I'm not alone, either. Many of us find ourselves eating not simply to sate hunger, but to scratch a sort of itch deep in the brain, an urge to ingest something particularly delicious. A strong pleasurable response to food makes plenty of evolutionary sense; it's natural that we get pleasure from that which sustains us. But why are some things, like chocolate for most people, or plantain chips for me, so irresistible? Is our obesity epidemic rooted somewhere deep in the brain, buried in that pleasure center?
Consider a hunter-gatherer in the Stone Age, looking for adequate nourishment to sustain herself and her family through a rough, dry season. The foods she prized most would be high in caloric density (general energy); fat, starch, and sugar (all high-energy nutrients); salt (an important mineral for health); as well as particular flavors and textures (such as umami or creaminess) that signaled good food based on historical precedent.
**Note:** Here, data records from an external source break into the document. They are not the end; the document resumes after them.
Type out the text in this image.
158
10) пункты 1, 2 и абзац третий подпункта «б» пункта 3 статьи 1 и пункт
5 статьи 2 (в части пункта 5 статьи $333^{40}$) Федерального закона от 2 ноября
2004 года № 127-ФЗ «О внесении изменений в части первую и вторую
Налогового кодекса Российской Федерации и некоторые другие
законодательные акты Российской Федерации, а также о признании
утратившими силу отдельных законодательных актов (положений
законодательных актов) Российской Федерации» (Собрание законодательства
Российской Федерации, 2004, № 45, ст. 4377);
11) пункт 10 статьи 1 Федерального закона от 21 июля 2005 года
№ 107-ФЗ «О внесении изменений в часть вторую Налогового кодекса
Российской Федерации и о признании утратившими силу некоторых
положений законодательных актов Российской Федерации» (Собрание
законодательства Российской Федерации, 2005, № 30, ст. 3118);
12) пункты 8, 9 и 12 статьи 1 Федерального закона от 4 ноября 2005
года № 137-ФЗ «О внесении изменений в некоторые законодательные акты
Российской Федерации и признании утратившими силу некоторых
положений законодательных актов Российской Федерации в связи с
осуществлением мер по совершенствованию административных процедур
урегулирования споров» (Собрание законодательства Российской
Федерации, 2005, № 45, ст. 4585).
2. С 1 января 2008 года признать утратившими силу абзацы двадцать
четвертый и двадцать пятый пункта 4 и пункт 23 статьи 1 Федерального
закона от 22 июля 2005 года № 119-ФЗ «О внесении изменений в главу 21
For example, she might know that a sweet berry is safe to eat, while a bitter berry is not. Foods high in these desirable qualities have come to be called palatable. Many of the highly processed foods we eat today—potato chips, candy bars, breakfast cereals, pizza—are extremely palatable, precisely because they offer many of the qualities that would have sustained our ancestors.
Researchers have found that consuming food rated highly palatable causes the brain to shut down the feeling of fullness and satiety. The more palatable the food, the less filling it is per calorie. The brain's reward system wants to reinforce the consumption of these high-energy, satisfying, and safe foods. Your brain's reward system is less concerned with how you look in your bikini, and more concerned with your survival.
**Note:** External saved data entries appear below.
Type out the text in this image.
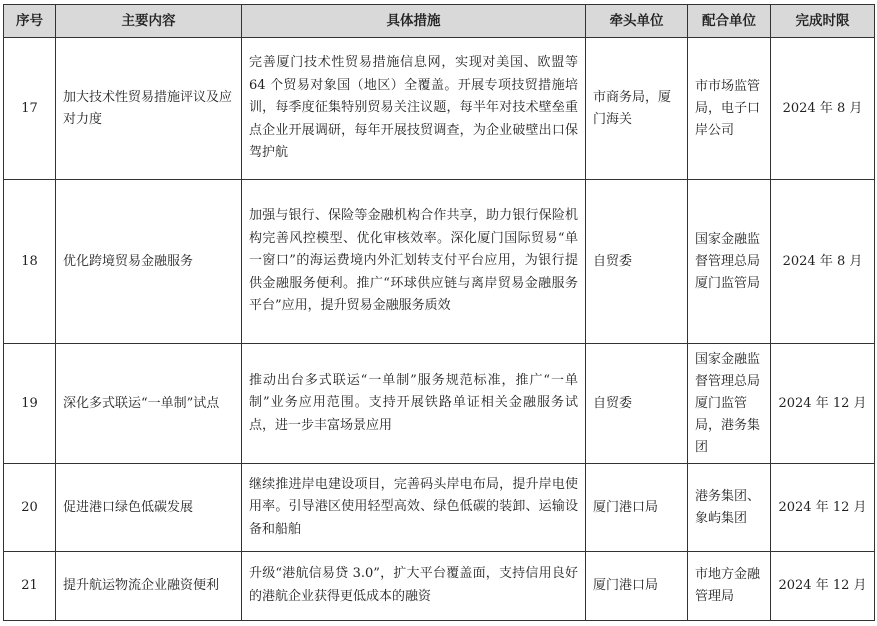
序号	主要内容	具体措施	牵头单位	配合单位	完成时限
17	加大技术性贸易措施评议及应对力度	完善厦门技术性贸易措施信息网，实现对美国、欧盟等 64 个贸易对象国（地区）全覆盖。开展专项技贸措施培训，每季度征集特别贸易关注议题，每半年对技术壁垒重点企业开展调研，每年开展技贸调查，为企业破壁出口保驾护航	市商务局，厦门海关	市市场监管局，电子口岸公司	2024 年 8 月
18	优化跨境贸易金融服务	加强与银行、保险等金融机构合作共享，助力银行保险机构完善风控模型、优化审核效率。深化厦门国际贸易“单一窗口”的海运费境内外汇划转支付平台应用，为银行提供金融服务便利。推广“环球供应链与离岸贸易金融服务平台”应用，提升贸易金融服务质效	自贸委	国家金融监督管理总局厦门监管局	2024 年 8 月
19	深化多式联运“一单制”试点	推动出台多式联运“一单制”服务规范标准，推广“一单制”业务应用范围。支持开展铁路单证相关金融服务试点，进一步丰富场景应用	自贸委	国家金融监督管理总局厦门监管局，港务集团	2024 年 12 月
20	促进港口绿色低碳发展	继续推进岸电建设项目，完善码头岸电布局，提升岸电使用率。引导港区使用轻型高效、绿色低碳的装卸、运输设备和船舶	厦门港口局	港务集团、象屿集团	2024 年 12 月
21	提升航运物流企业融资便利	升级“港航信易贷 3.0”，扩大平台覆盖面，支持信用良好的港航企业获得更低成本的融资	厦门港口局	市地方金融管理局	2024 年 12 月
The brain ensures that you acquire energy by producing opioids, pleasurable brain chemicals simulating the effect of opiate drugs, when you eat palatable foods. Many former alcoholics and drug addicts develop a powerful sweet tooth after becoming sober, in part because the chemicals released by the brain when it eats sugar are similar in effect (albeit milder) to the addictive substance they used to depend on. Kicking a sugar addiction can even lead to symptoms of withdrawal. This drive is known as hedonic hunger, pushing us to continue consuming the foods we crave, without ever satiating our hunger.
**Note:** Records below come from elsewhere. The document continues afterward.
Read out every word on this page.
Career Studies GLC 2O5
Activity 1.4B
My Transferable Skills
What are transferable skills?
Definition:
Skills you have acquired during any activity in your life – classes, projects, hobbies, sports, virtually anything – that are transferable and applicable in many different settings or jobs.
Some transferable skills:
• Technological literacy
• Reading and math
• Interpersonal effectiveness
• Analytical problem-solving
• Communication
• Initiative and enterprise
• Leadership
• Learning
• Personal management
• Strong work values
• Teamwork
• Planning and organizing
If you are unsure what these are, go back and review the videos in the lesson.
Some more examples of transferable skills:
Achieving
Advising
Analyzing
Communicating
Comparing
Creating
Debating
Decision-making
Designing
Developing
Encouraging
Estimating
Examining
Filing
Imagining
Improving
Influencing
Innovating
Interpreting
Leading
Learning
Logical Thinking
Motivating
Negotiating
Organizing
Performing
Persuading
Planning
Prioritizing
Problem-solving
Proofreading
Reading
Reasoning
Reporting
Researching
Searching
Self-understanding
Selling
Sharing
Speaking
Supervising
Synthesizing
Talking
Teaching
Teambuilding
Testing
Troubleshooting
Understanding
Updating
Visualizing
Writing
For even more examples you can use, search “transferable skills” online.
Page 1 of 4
And what happens when the reward system is confronted with large amounts of easy-to-access, highly rewarding, and palatable foods? Contemporary processed foods are hyper-palatable, in part thanks to food engineers who expertly combine salt, fat, sugar, and certain flavors to create food that we literally can't get enough of.
Think of the lowly cookie, which began long ago as a simple, yummy mixture of butter, wheat flour, and honey that could make a medieval farmer smile after a long day of toil. Over the centuries, however, cookies have evolved, with each generation of chefs layering in new ingredients to make them ever more delicious. When Europeans discovered chocolate and cane sugar in the New World, we couldn’t resist adding them in to create chocolate chip cookies—something far more delectable (and intense) than before. Eventually food scientists were struck with a flash and added in salty peanut butter, to make them even more rich and mouth-watering. Now the culinary arms-race has produced not only fudge-covered, chocolate-chip, peanut butter cookies, but topped them off with bacon for the umami coup-de-grace. That’s something a hunter-gatherer could have lived off of for a week, and so the reward system of the brain will keep us coming back for more.
The incredible abundance of calorie-dense food we now have is a blessing. Few of us have to worry about starvation or malnutrition. Yet our brains didn't evolve in such abundance. The foods in our current environment hijack the reward center of our brain, doling out mental cookies to go along with the actual cookies. This is why “just eat less and exercise more” is so much harder than it sounds—you have to overcome your intense, hardwired desire for more of the rush you get from addictive, delicious, hyper-palatable food. With an abundance of inexpensive, highly-rewarding food at our fingertips, the increasing prevalence of obesity should come as a surprise to exactly no one. It's hard to overcome thousands of years of programming.
Does this mean that we should all switch to a diet of unflavored mush and celery sticks, and that plantain chips (and Doritos) should be banned or taxed into oblivion? Of course not. The intense pleasure we get from food, along with the flourishes and traditions that accompany it, is one of the great joys of life—something that most every human being shares. Understanding what goes on in the brain (as much as in the kitchen and in our tastebuds) helps us to address this universal part of being human, and to understand why we do what we do.
What foods do you find near-impossible to resist?